- Born: 25 June 1929 Bordeaux, France
- Died: 13 March 2010 (aged 80) Saint-Léonard-de-Noblat, France
- Known for: Painting, sculpture
- Movement: Art brut

= Jean-Joseph Sanfourche =

French artist (1929–2010)

Jean-Joseph Sanfourche (25 June 1929 – 13 March 2010), (known as Sanfourche), was a French painter and sculptor associated with art brut. He was a friend of the artist Jean Dubuffet, and with Gaston Chaissac; he had a long correspondence with both artists.

==Biography==

===Early years===

Sanfourche spent his early years in Rochefort, where his father, Arthur Sanfourche, taught him the basics of drawing and painting. His father, a mechanic in the French Navy and later the French Air Force, suffered from pulmonary tuberculosis and was discharged from military service in 1939, at the beginning of the Second World War, but subsequently worked at the Limoges air base.

Sanfourche and his family were arrested by the Gestapo, probably in 1942. His father, a member of the French Resistance, died on an uncertain date, either shot in 1943 or from illness while in detention in 1945. Sanfourche and his mother were released and returned to Limoges. Placed under guardianship, he subsequently studied accounting.

===Artistic career===

After the war, Sanfourche entered the École nationale professionnelle in Limoges, where he trained in wood sculpture and industrial drawing. He went to Auvers-sur-Oise, in the Paris suburbs, following in the footsteps of Vincent van Gogh, where he is staying with his younger brother Theo van Gogh (art dealer) and to the area around the clinic in Ivry-sur-Seine where Antonin Artaud was confined.
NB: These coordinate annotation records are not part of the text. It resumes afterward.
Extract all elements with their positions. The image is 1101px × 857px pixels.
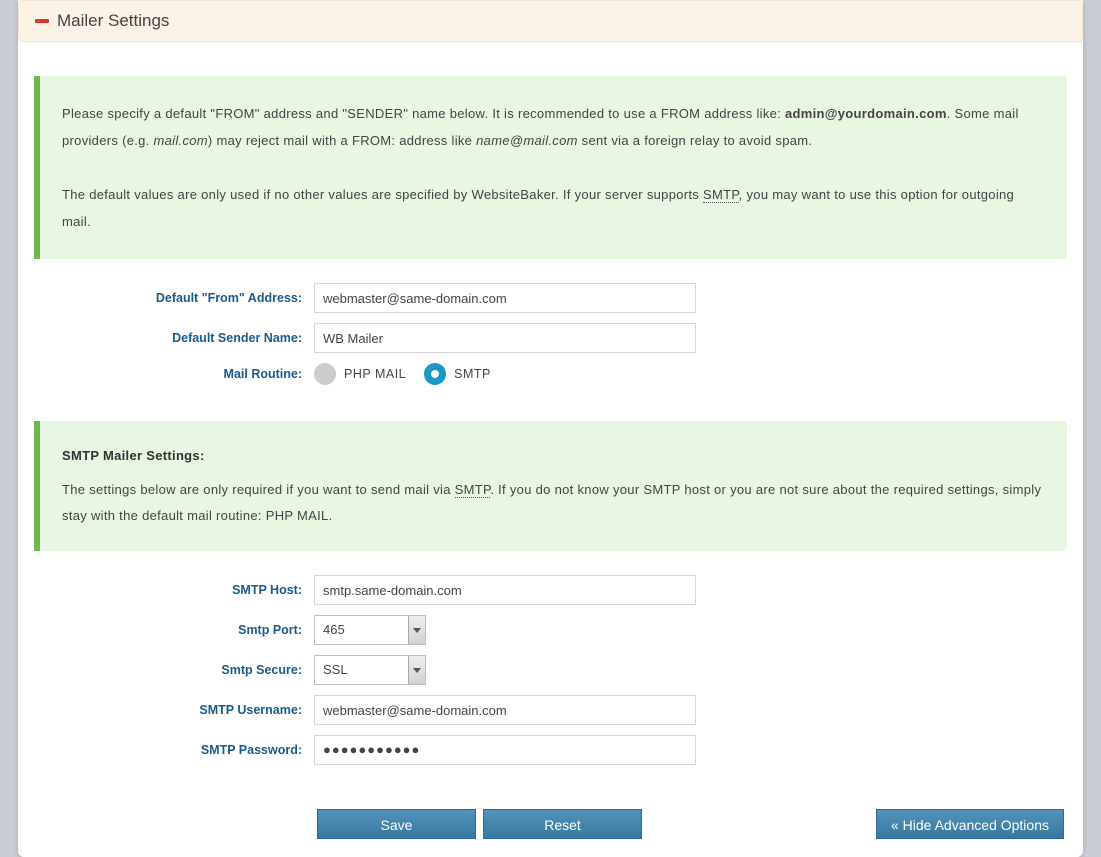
smtp-info-paragraph: The settings below are only required if … xyxy=(62,477,1045,529)
info-box-smtp: SMTP Mailer Settings: The settings below… xyxy=(34,421,1067,551)
smtp-host-input[interactable] xyxy=(314,575,696,605)
reset-button[interactable]: Reset xyxy=(483,809,642,839)
radio-label-smtp: SMTP xyxy=(454,367,491,381)
chevron-down-icon xyxy=(408,656,425,684)
chevron-down-icon xyxy=(408,616,425,644)
label-smtp-secure: Smtp Secure: xyxy=(34,663,314,677)
label-smtp-host: SMTP Host: xyxy=(34,583,314,597)
radio-php-mail[interactable] xyxy=(314,363,336,385)
sender-name-input[interactable] xyxy=(314,323,696,353)
smtp-secure-value: SSL xyxy=(315,656,408,684)
text: The settings below are only required if … xyxy=(62,482,455,497)
label-smtp-password: SMTP Password: xyxy=(34,743,314,757)
example-email-italic: name@mail.com xyxy=(476,133,578,148)
info-paragraph-1: Please specify a default "FROM" address … xyxy=(62,100,1045,155)
text: ) may reject mail with a FROM: address l… xyxy=(208,133,476,148)
label-smtp-username: SMTP Username: xyxy=(34,703,314,717)
section-title: Mailer Settings xyxy=(57,11,169,31)
mail-routine-group: PHP MAIL SMTP xyxy=(314,363,491,385)
smtp-settings-heading: SMTP Mailer Settings: xyxy=(62,443,1045,469)
smtp-abbr: SMTP xyxy=(455,482,491,498)
radio-label-php-mail: PHP MAIL xyxy=(344,367,406,381)
info-paragraph-2: The default values are only used if no o… xyxy=(62,181,1045,236)
radio-smtp[interactable] xyxy=(424,363,446,385)
label-mail-routine: Mail Routine: xyxy=(34,367,314,381)
info-box-main: Please specify a default "FROM" address … xyxy=(34,76,1067,259)
smtp-port-value: 465 xyxy=(315,616,408,644)
hide-advanced-options-button[interactable]: « Hide Advanced Options xyxy=(876,809,1064,839)
smtp-abbr: SMTP xyxy=(703,187,739,203)
label-sender-name: Default Sender Name: xyxy=(34,331,314,345)
smtp-password-input[interactable]: ●●●●●●●●●●● xyxy=(314,735,696,765)
save-button[interactable]: Save xyxy=(317,809,476,839)
text: Please specify a default "FROM" address … xyxy=(62,106,785,121)
smtp-secure-select[interactable]: SSL xyxy=(314,655,426,685)
from-address-input[interactable] xyxy=(314,283,696,313)
minus-icon xyxy=(35,19,49,23)
text: sent via a foreign relay to avoid spam. xyxy=(578,133,813,148)
label-from-address: Default "From" Address: xyxy=(34,291,314,305)
text: The default values are only used if no o… xyxy=(62,187,703,202)
mailer-settings-panel: Mailer Settings Please specify a default… xyxy=(18,0,1083,857)
smtp-username-input[interactable] xyxy=(314,695,696,725)
example-email-bold: admin@yourdomain.com xyxy=(785,106,947,121)
section-header[interactable]: Mailer Settings xyxy=(18,0,1083,42)
smtp-port-select[interactable]: 465 xyxy=(314,615,426,645)
label-smtp-port: Smtp Port: xyxy=(34,623,314,637)
example-domain-italic: mail.com xyxy=(154,133,208,148)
After spending about twenty years in Paris, he returned to the Limousin and settled in Saint-Léonard-de-Noblat in 1975, where he remained until his death. Passionate about religion, the cathars and the gospels and a member of the confraternity of Saint-Léonard he venerates Léonard the city's founder and patron saint of prisoners and all forms of deliverance at the hermit's tomb where so many illustrious figures came to pray Richard Coeur de Lion, Charles VII of France, Louis XI, Anne of Austria and Eleanor of Austria

He maintained an illustrated correspondence with Jean Dubuffet for almost eighteen years. He also met the painter Gaston Chaissac and Gaëtan Picon, who in 1958 was director of Arts and Letters under André Malraux, then minister of culture.

Sanfourche died on 13 March 2010 at the hospital in Saint-Léonard-de-Noblat. Some of his works were acquired by the singer Tina Turner in 1994.

==Works==

- Hommage au Facteur Cheval, painting, 50 × 65 cm, 2004.
- Hommage à Raymond Poulidor painting, 70 × 50 cm, 2007.

==Selected exhibitions==

- 2010: Sanfourche, œuvres d'une vie, Musée des Beaux-Arts, Gaillac.
- 2019: De vous à moi, Galerie Vincent Pécaud, Limoges.
- 2021-2022: Mes rencontres - collection Didier Benesteau, Manas Laval
- 2026: Sanfourche et Paguenaud: Galerie Vincent Pécaud, Limoges

==Collections==
Sanfourche's works are held in the permanent collections of the Museum de l'Art Brut, Lausanne; and the Musée d’art naïf du Musée du Vieux-Château, Laval, among other institutions.